In comparison with the longer Arabic versions of this instrument which were validated by Al-Jundi et al. (OHIP49-Ar) [30] and Khalifa et al. (OHIP14-Ar), [31] the internal consistency of our version is higher than that of the OHIP49-Ar version (0.74), [30] and similar to that of the OHIP14-Ar (0.80). [31] The inter-item correlation and ICC agreement are also higher in our version. However, the correlation between OHIP5-Ar and both global oral and general health questions are lower than those found in the OHIP49-Ar version. [30] The OHIP14-Ar version [31] also reported highly significant correlations between these variables but no coefficients (r) were mentioned. The higher correlation coefficients in the OHIP49-Ar version might be related to the number of questions (49 questions compared with 5 question) which can influence the relationships between these variables.

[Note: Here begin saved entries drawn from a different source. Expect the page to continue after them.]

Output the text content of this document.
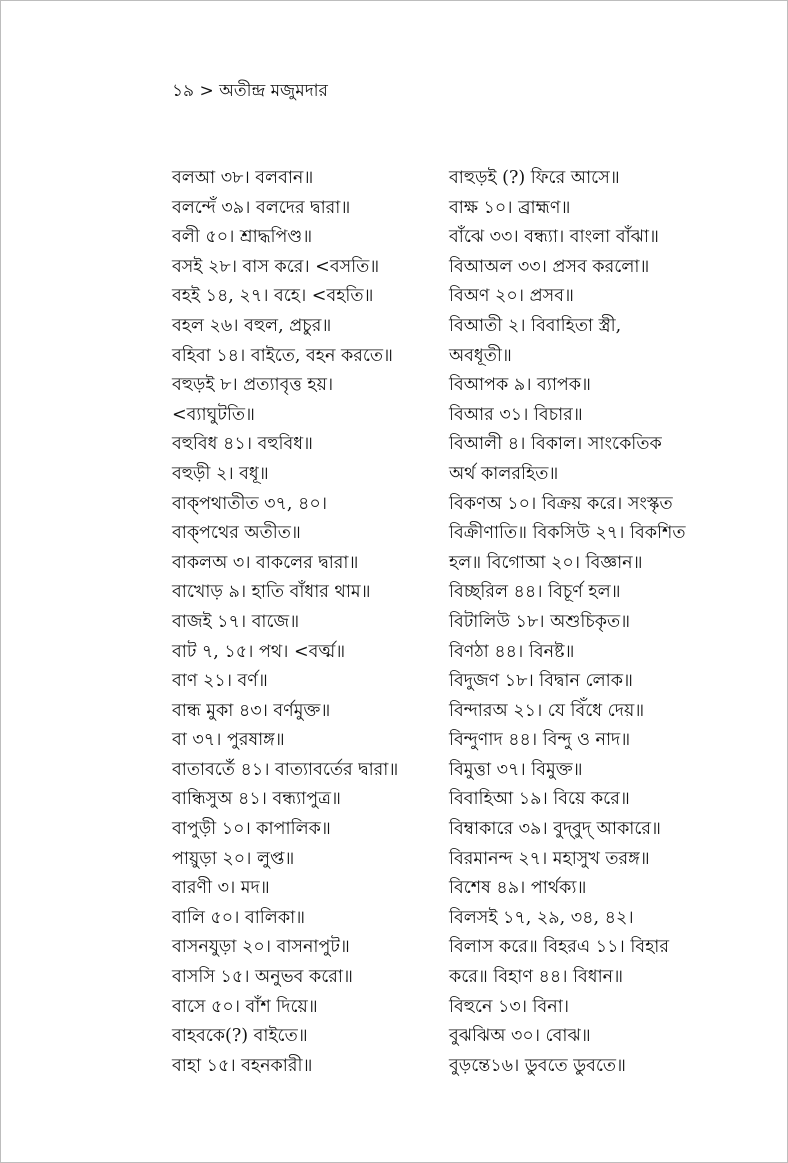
১৯ > অতীন্দ্র মজুমদার
বলআ ৩৮। বলবান॥
বলন্দেঁ ৩৯। বলদের দ্বারা॥
বলী ৫০। শ্রাদ্ধপিণ্ড॥
বসই ২৮। বাস করে। <বসতি॥
বহই ১৪, ২৭। বহে। <বহতি॥
বহল ২৬। বহুল, প্রচুর॥
বহিবা ১৪। বাইতে, বহন করতে॥
বহুড়ই ৮। প্রত্যাবৃত্ত হয়।
<ব্যাঘুটতি॥
বহুবিধ ৪১। বহুবিধ॥
বহুড়ী ২। বধূ॥
বাক্‌পথাতীত ৩৭, ৪০।
বাক্‌পথের অতীত॥
বাকলঅ ৩। বাকলের দ্বারা॥
বাখোড় ৯। হাতি বাঁধার থাম॥
বাজই ১৭। বাজে॥
বাট ৭, ১৫। পথ। <বর্ত্ম॥
বাণ ২১। বর্ণ॥
বান্ধ মুকা ৪৩। বর্ণমুক্ত॥
বা ৩৭। পুরষাঙ্গ॥
বাতাবর্তেঁ ৪১। বাত্যাবর্তের দ্বারা॥
বান্ধিসুঅ ৪১। বন্ধ্যাপুত্র॥
বাপুড়ী ১০। কাপালিক॥
পায়ুড়া ২০। লুপ্ত॥
বারণী ৩। মদ॥
বালি ৫০। বালিকা॥
বাসনযুড়া ২০। বাসনাপুট॥
বাসসি ১৫। অনুভব করো॥
বাসে ৫০। বাঁশ দিয়ে॥
বাহবকে(?) বাইতে॥
বাহা ১৫। বহনকারী॥
বাহুড়ই (?) ফিরে আসে॥
বাক্ষ ১০। ব্রাহ্মণ॥
বাঁঝে ৩৩। বন্ধ্যা। বাংলা বাঁঝা॥
বিআঅল ৩৩। প্রসব করলো॥
বিঅণ ২০। প্রসব॥
বিআতী ২। বিবাহিতা স্ত্রী,
অবধূতী॥
বিআপক ৯। ব্যাপক॥
বিআর ৩১। বিচার॥
বিআলী ৪। বিকাল। সাংকেতিক
অর্থ কালরহিত॥
বিকণঅ ১০। বিক্রয় করে। সংস্কৃত
বিক্রীণাতি॥ বিকসিউ ২৭। বিকশিত
হল॥ বিগোআ ২০। বিজ্ঞান॥
বিচ্ছরিল ৪৪। বিচূর্ণ হল॥
বিটালিউ ১৮। অশুচিকৃত॥
বিণঠা ৪৪। বিনষ্ট॥
বিদুজণ ১৮। বিদ্বান লোক॥
বিন্দারঅ ২১। যে বিঁধে দেয়॥
বিন্দুণাদ ৪৪। বিন্দু ও নাদ॥
বিমুত্তা ৩৭। বিমুক্ত॥
বিবাহিআ ১৯। বিয়ে করে॥
বিম্বাকারে ৩৯। বুদ্‌বুদ্ আকারে॥
বিরমানন্দ ২৭। মহাসুখ তরঙ্গ॥
বিশেষ ৪৯। পার্থক্য॥
বিলসই ১৭, ২৯, ৩৪, ৪২।
বিলাস করে॥ বিহরএ ১১। বিহার
করে॥ বিহাণ ৪৪। বিধান॥
বিহুনে ১৩। বিনা।
বুঝঝিঅ ৩০। বোঝ॥
বুড়ন্তে১৬। ডুবতে ডুবতে॥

Dental status as well as dental treatment can greatly affect the individual’s QoL. Dental caries [69], teeth missing [56], gum disease [70], aphthous ulcers [71], and temporomandibular disorders [72] are some examples of such pathologies that affect the QoL. Moreover, dental anxiety can also affect the individual perception of QoL [73]. On the other hand, many or almost all dental treatments can significantly improve the individual’s QoL [74,75,76,77]. The current study has strengths and limitations. We used subjective measures of perceived oral and general health and objective measures of physical oral health status for validity assessments, what is considered a strength of the study. Furthermore, we applied sophisticated statistical analyses, i.e., SEM analysis and latent factor model. The sample size was sufficiently large to unambiguously prove reliability, validity, and sensitivity to change of the OHIP5-Ar. Our sample was recruited from specialist and general dental clinics attenders. A longer version of OHIP (OHIP14) was also validated among general dental clinics attenders in Scotland [78]. Although our study population could be considered a representative for dental patients, a community-based study with large sample size is recommended to validate the instrument among the general population. We didn’t correlate the OHIP5-Ar to the long Arabic version (OHIP49-Ar). Since prior studies have reported a high correlation between short and long versions [14, 26, 28], therefore this study did not focus on highlighting associations on this subject. Only one component (missing teeth) of the DMFT index was assessed, further studies could include this index to further validate the instrument.

Conclusion

The Arabic-language version of the OHIP5 is a valid and reliable instrument to assess OHRQoL in an Arabic-speaking population. Due to sufficient psychometric properties, low burdens, and easy applicability it can be recommended to be used in dental practice and for research purposes as well.